MEDAN. Komisi Pemberantasan Korupsi (KPK) meminta agar seluruh honor kegiatan di instansi pemerintahan dihapus dan digantikan menjadi tambahan penghasilan pegawai (TPP). Alasannya, honor kegiatan menjadi salah satu celah adanya korupsi.

"Kami berharap hal itu secepatnya dilakukan dan KPK siap memberikan pendampingan untuk merealisasikannya," kata Ketua Koordinasi dan Supervisi Pencegahan Korupsi Terintegrasi Wilayah Provinsi Sumatera Utara Adlinsyah Nasution di Medan, Kamis (26/1).

Hal itu ia sampaikan pada hari kedua rapat Monitoring dan Evaluasi Progres Rencana Aksi Pencegahan korupsi Terintegrasi di Balai Kota Medan.


Ia mengatakan, pihaknya optimistis semua daerah, khususnya 14 kabupaten/kota, termasuk Kota Medan yang telah menandatangani kesepakatan bersama terkait Rencana Aksi Pencegahan Korupsi Terintegrasi beberapa waktulalu.

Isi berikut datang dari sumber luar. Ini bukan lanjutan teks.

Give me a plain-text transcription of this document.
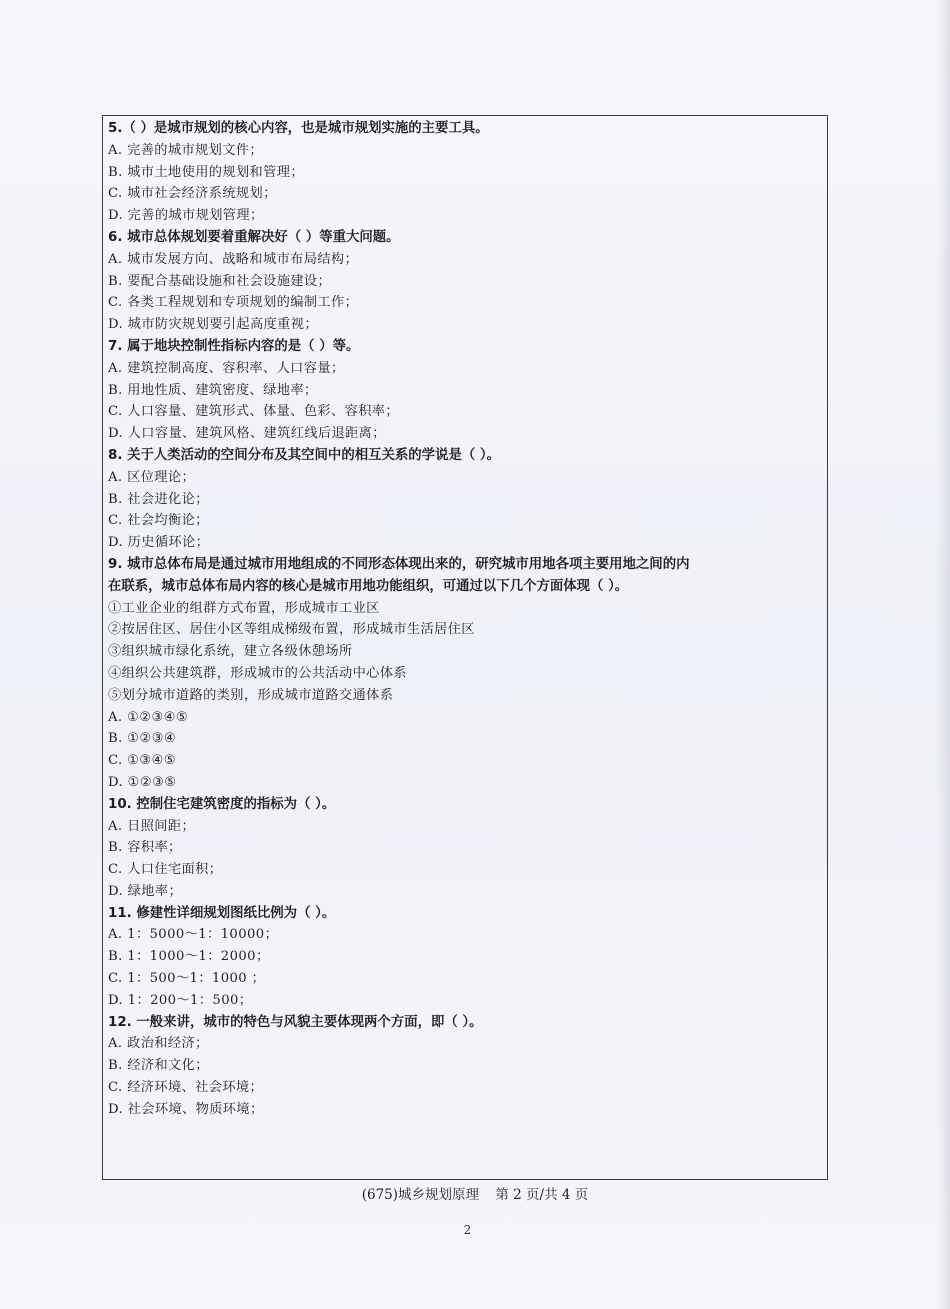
5.（ ）是城市规划的核心内容，也是城市规划实施的主要工具。
A. 完善的城市规划文件；
B. 城市土地使用的规划和管理；
C. 城市社会经济系统规划；
D. 完善的城市规划管理；
6. 城市总体规划要着重解决好（ ）等重大问题。
A. 城市发展方向、战略和城市布局结构；
B. 要配合基础设施和社会设施建设；
C. 各类工程规划和专项规划的编制工作；
D. 城市防灾规划要引起高度重视；
7. 属于地块控制性指标内容的是（ ）等。
A. 建筑控制高度、容积率、人口容量；
B. 用地性质、建筑密度、绿地率；
C. 人口容量、建筑形式、体量、色彩、容积率；
D. 人口容量、建筑风格、建筑红线后退距离；
8. 关于人类活动的空间分布及其空间中的相互关系的学说是（ ）。
A. 区位理论；
B. 社会进化论；
C. 社会均衡论；
D. 历史循环论；
9. 城市总体布局是通过城市用地组成的不同形态体现出来的，研究城市用地各项主要用地之间的内
在联系，城市总体布局内容的核心是城市用地功能组织，可通过以下几个方面体现（ ）。
①工业企业的组群方式布置，形成城市工业区
②按居住区、居住小区等组成梯级布置，形成城市生活居住区
③组织城市绿化系统，建立各级休憩场所
④组织公共建筑群，形成城市的公共活动中心体系
⑤划分城市道路的类别，形成城市道路交通体系
A. ①②③④⑤
B. ①②③④
C. ①③④⑤
D. ①②③⑤
10. 控制住宅建筑密度的指标为（ ）。
A. 日照间距；
B. 容积率；
C. 人口住宅面积；
D. 绿地率；
11. 修建性详细规划图纸比例为（ ）。
A. 1：5000～1：10000；
B. 1：1000～1：2000；
C. 1：500～1：1000 ；
D. 1：200～1：500；
12. 一般来讲，城市的特色与风貌主要体现两个方面，即（ ）。
A. 政治和经济；
B. 经济和文化；
C. 经济环境、社会环境；
D. 社会环境、物质环境；
(675)城乡规划原理 第 2 页/共 4 页
2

"Mudah membuatnya kalau mau. Sudah setengah pemerintah daerah di Indonesia menggunakan TPP. Selama ini honor kegiatan tidak jelas siapa yang mendapatkannya, sedangkan TPP sangat jelas. Apalagi pembayaran TPP ini berdasarkan kinerja dan kehadiran," katanya.

Ia mengakui, masih ada beberapa daerah yang keberatan dengan penghapusan honor kegiatan menjadi TPP tersebut. Sebab, ada anomali dari para pejabatnya yang selama ini mendapatkan honor kegiatan yang cukup besar, khawatir tidak akan mendapatkan kembali honor besar menyusul diberlakukannya sistem TPP.

Meski demikian, ujar Adlinsyah, tidak menghalangi untuk diterapkannya penghapusan honor kegiatan menjadi TPP. "Pemberian TPP ini sangat adil, sebab para pegawai akan mendapatkan sesuai dengan jerih payah kinerjanya. Untuk itulah saya minta agar pemberlakuan TPP itu segera dilakukan," katanya.

Bagi kabupaten/kota yang masih kesulitan untuk memberlakukan TPP itu, Adlinsyah menegaskan siap untuk memberikan pendampingan.

"Mari kita duduk bersama, baik itu bupati, wali kota, sekda mau pun bagian hukum. Saya punya contoh daerah yang telah menerapkan TPP, tinggal mencontohnya. Ada satu daerah, cuma seminggu saja pembahasannya sudah bisa menerapkan TPP," katanya.

Usai pemberlakuan TPP, kata Adlinsyah, daerah yang bersangkutan meneruskannya dengan penerbitan Peraturan Wali Kota (Perwal), Peraturan Bupati (Perbup) mau pun Peraturan Geburnur (Pergub).

Peraturan itu untuk mengatur tata cara pemberian TPP, termasuk pemotongan terkait dengan tidak dipatuhinya peraturan yang diterbitkan tersebut. "Jadi saya rasa tidak sulit untuk melaksanakan TPP tersebut," katanya.